The Electron is a small, low-cost vehicle, designed to hurl aloft small satellites and/or cubesats (which Autocorrect keeps insisting really means “cubists,” some of whom definitely deserve to be flung into space).  The Electron is a product of Rocket Lab, which is actually funded by someone named [Mark] Rocket, and is run by New Zealander Peter Beck.

New Zealand is known for its spectacular geology, its friendly and welcoming people, its distinctive native wildlife, and its hobbits.  But why not aerospace?  Electron’s design is unique, being built around the Rutherford engine, which is the first to use an electric pump design, which means that big heavy pressure tanks are unnecessary.

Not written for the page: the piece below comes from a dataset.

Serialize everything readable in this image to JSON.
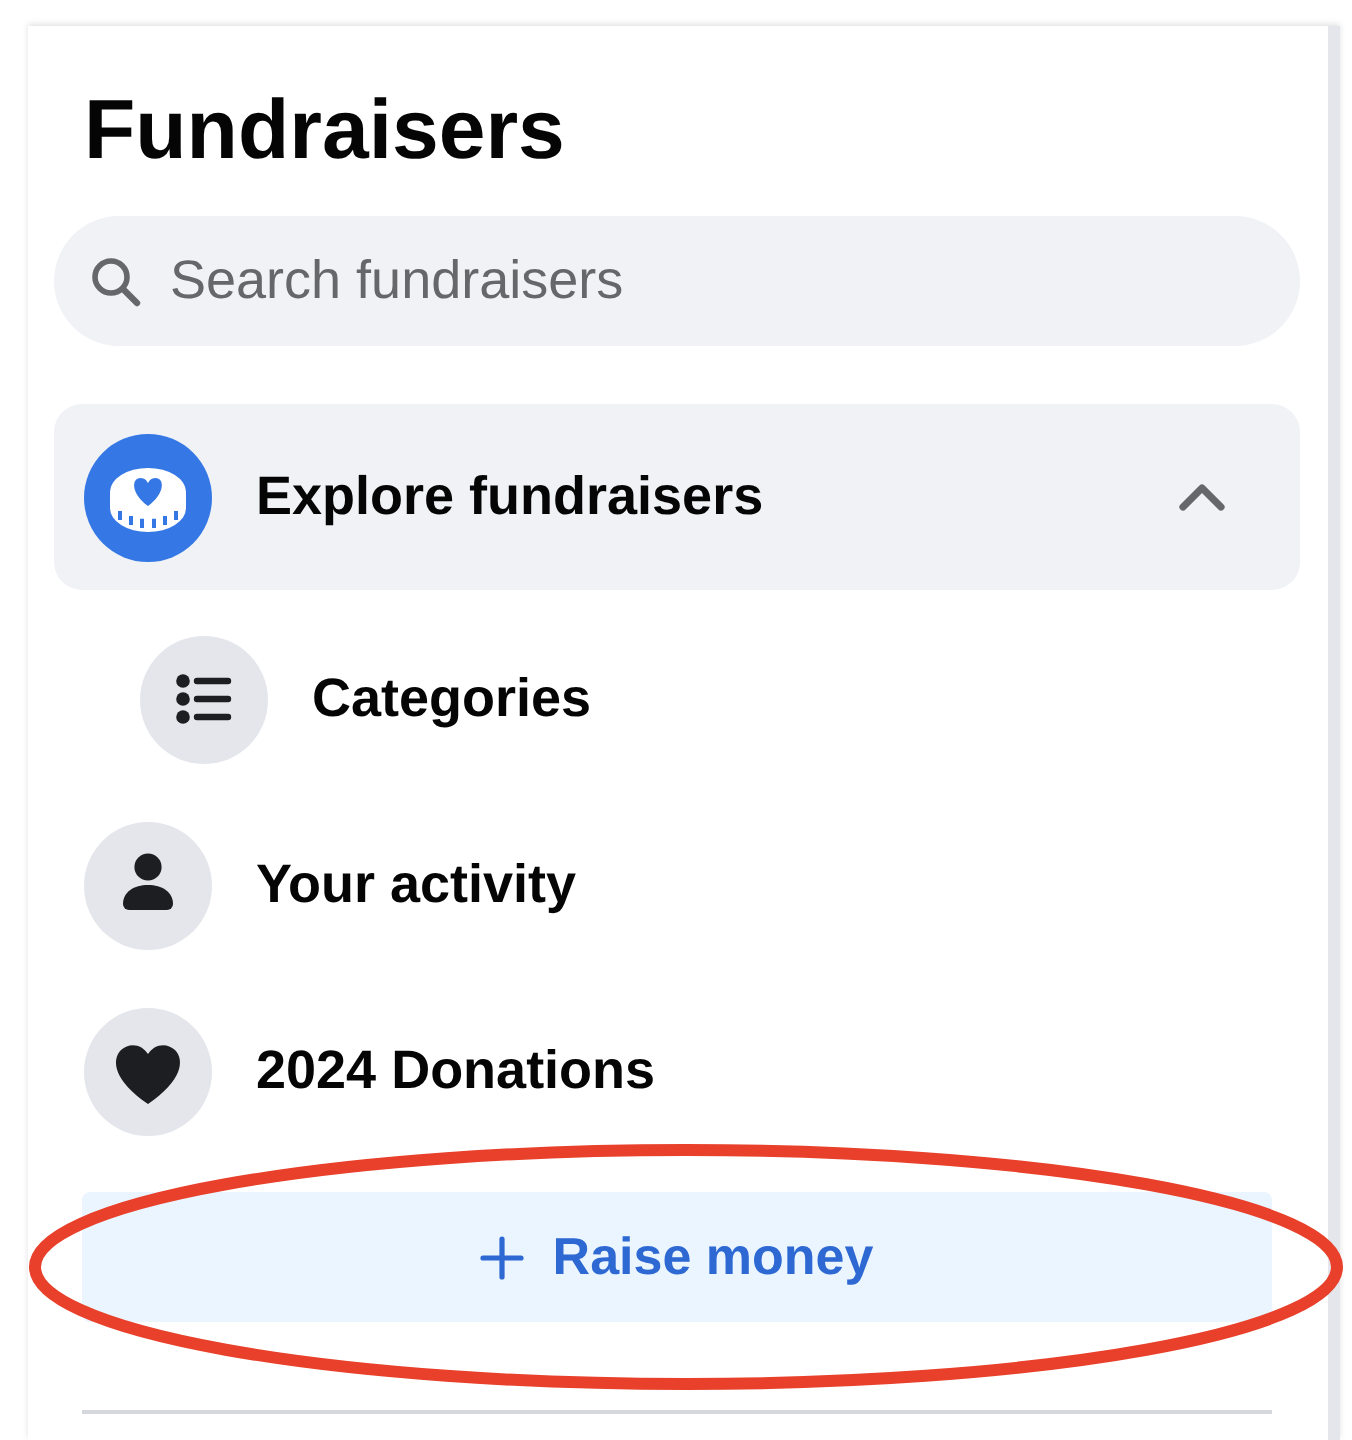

But what’s really striking about the Electron is that its engines are made through additive manufacturing.

The Electron’s engine, named for the New Zealand-born nuclear physicist Ernest Rutherford, is the first of its type to be primarily 3D-printed. Each Rutherford engine, including its engine chamber, injector, pumps and main propellant valves, can be printed in 24 hours.

Nine Rutherford engines drive the Electron’s first stage, producing around 34,500 pounds of thrust at liftoff, and powering up to 41,500 pounds of thrust later in the flight. A single Rutherford engine is on the Electron’s second stage.

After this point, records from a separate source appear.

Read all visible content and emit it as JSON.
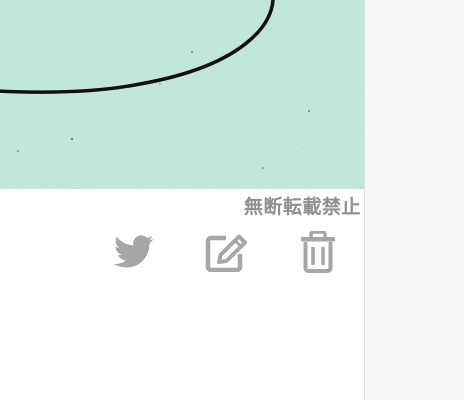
{
  "artwork": {
    "background_color": "#c9f1e2",
    "line_color": "#111111"
  },
  "copyright_notice": "無断転載禁止",
  "actions": {
    "twitter_icon": "twitter-bird-icon",
    "edit_icon": "pencil-square-icon",
    "delete_icon": "trash-icon",
    "icon_color": "#a6a6a6"
  }
}
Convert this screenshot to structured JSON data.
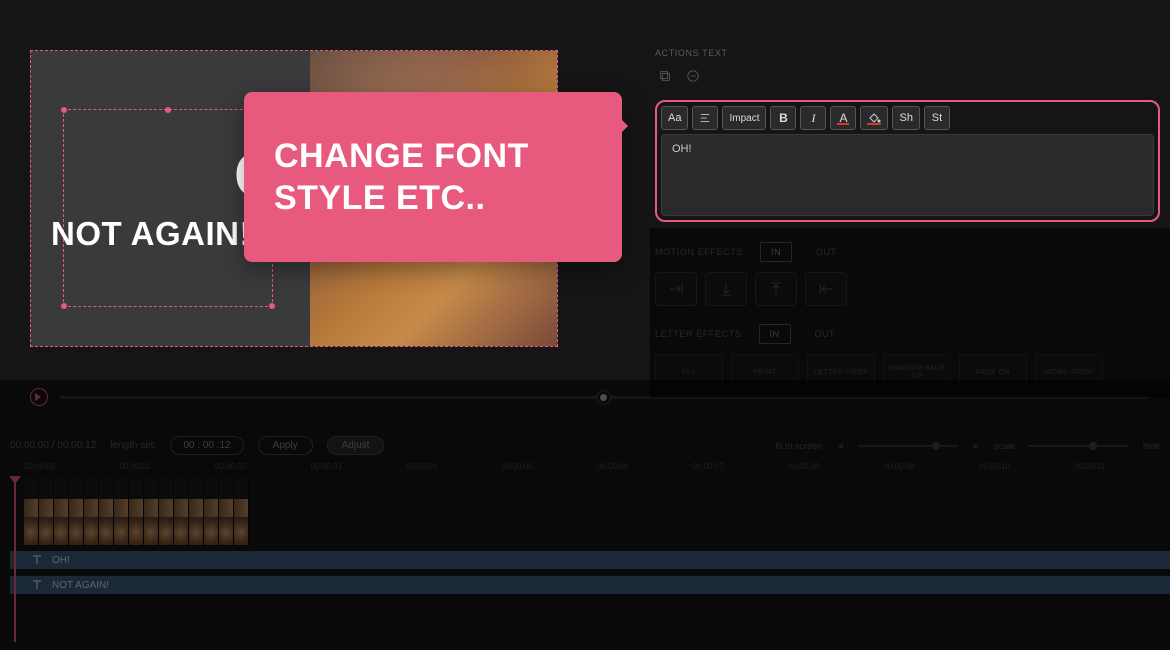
{
  "preview": {
    "text1": "OH!",
    "text2": "NOT AGAIN!"
  },
  "tooltip": {
    "text": "CHANGE FONT STYLE ETC.."
  },
  "panel": {
    "actions_label": "ACTIONS TEXT",
    "toolbar": {
      "aa": "Aa",
      "font": "Impact",
      "bold": "B",
      "italic": "I",
      "color_letter": "A",
      "sh": "Sh",
      "st": "St"
    },
    "editor_value": "OH!",
    "motion": {
      "label": "MOTION EFFECTS:",
      "in": "IN",
      "out": "OUT"
    },
    "letter": {
      "label": "LETTER EFFECTS:",
      "in": "IN",
      "out": "OUT",
      "options": [
        "FLY",
        "PRINT",
        "LETTER DROP",
        "RANDOM FADE UP",
        "FADE ON",
        "WORD DROP"
      ]
    }
  },
  "bottombar": {
    "timecode": "00:00:00 / 00:00:12",
    "length_label": "length set:",
    "length_value": "00 : 00 :12",
    "apply": "Apply",
    "adjust": "Adjust",
    "fit": "fit to screen",
    "scale": "scale",
    "hide": "hide"
  },
  "ruler": [
    "00:00:00",
    "00:00:01",
    "00:00:02",
    "00:00:03",
    "00:00:04",
    "00:00:05",
    "00:00:06",
    "00:00:07",
    "00:00:08",
    "00:00:09",
    "00:00:10",
    "00:00:11"
  ],
  "tracks": {
    "t1": "OH!",
    "t2": "NOT AGAIN!"
  }
}
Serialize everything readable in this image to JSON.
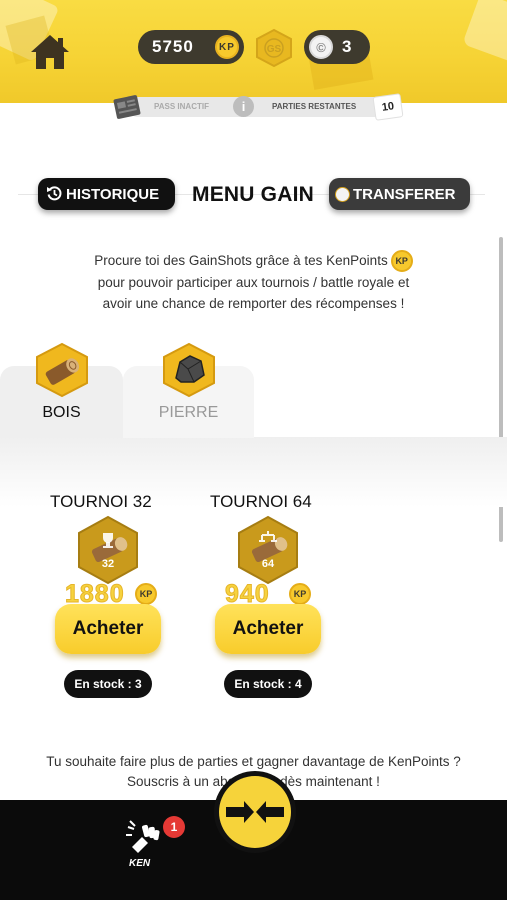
{
  "header": {
    "kp_balance": "5750",
    "kp_badge": "KP",
    "gs_badge": "GS",
    "ticket_count": "3",
    "ticket_symbol": "©",
    "pass_status": "PASS INACTIF",
    "info_symbol": "i",
    "parties_label": "PARTIES RESTANTES",
    "parties_count": "10"
  },
  "menu": {
    "history_label": "HISTORIQUE",
    "title": "MENU GAIN",
    "transfer_label": "TRANSFERER"
  },
  "description": {
    "line1": "Procure toi des GainShots grâce à tes KenPoints",
    "kp_badge": "KP",
    "line2": "pour pouvoir participer aux tournois / battle royale et",
    "line3": "avoir une chance de remporter des récompenses !"
  },
  "tabs": [
    {
      "label": "BOIS",
      "icon": "wood-log-icon",
      "active": true
    },
    {
      "label": "PIERRE",
      "icon": "stone-icon",
      "active": false
    }
  ],
  "cards": [
    {
      "title": "TOURNOI  32",
      "hex_number": "32",
      "price": "1880",
      "kp_badge": "KP",
      "buy_label": "Acheter",
      "stock_label": "En stock : 3"
    },
    {
      "title": "TOURNOI  64",
      "hex_number": "64",
      "price": "940",
      "kp_badge": "KP",
      "buy_label": "Acheter",
      "stock_label": "En stock : 4"
    }
  ],
  "promo": {
    "line1": "Tu souhaite faire plus de parties et gagner davantage de KenPoints ?",
    "line2": "Souscris à un abo          t dès maintenant !"
  },
  "bottom_nav": {
    "ken_label": "KEN",
    "notification_count": "1"
  },
  "colors": {
    "accent_yellow": "#f6d335",
    "dark": "#111111",
    "pill_dark": "#3e3a2e",
    "hex_gold": "#d9a520",
    "notification_red": "#e53935"
  }
}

Printing your rocket ship?  That means you can carry your rocket design around on a thumb drive.  That means you can print all ten engines for the Electron in ten days, and you can do it anywhere you’ve got an electron beam printer and some metal feed stock.

Presumably you still need to assemble your rocket in more conventional ways, but it could be done by robots, the design of which could also be on your thumb drive.

And it doesn’t stop with rockets.  Imagine printing and assembling your moon base before the astronauts even arrive, all because your printed rockets have been designed to deliver printers, not people.

And at what point do we graduate to printing the astronauts themselves?

The New Zealand Space Corps is showing us the way.

{ 2 comments… read them below or add one }

Urban May 25, 2017 at 8:43 am

Battery pumps are an interesting innovation, but as you point out the real revolution is being able to double the launch rate by buying twice as many printers. Think about what that’ll mean in many other areas of manufactured products, particularily how large investment you need to start series production.

DensityDuck June 1, 2017 at 3:41 pm

Also relevant to 3D printing: Using a DLP-style projector to do a whole layer of metal powder at once.

Lawrence Livermore National Lab has worked out a way to use the National Ignition Facility “laser diode” technology to sinter an entire layer of metal powder in one shot, similar to the way that stereolithography parts are made using DLP projectors. This will avoid tool path-induced flaws because there will be no path anymore.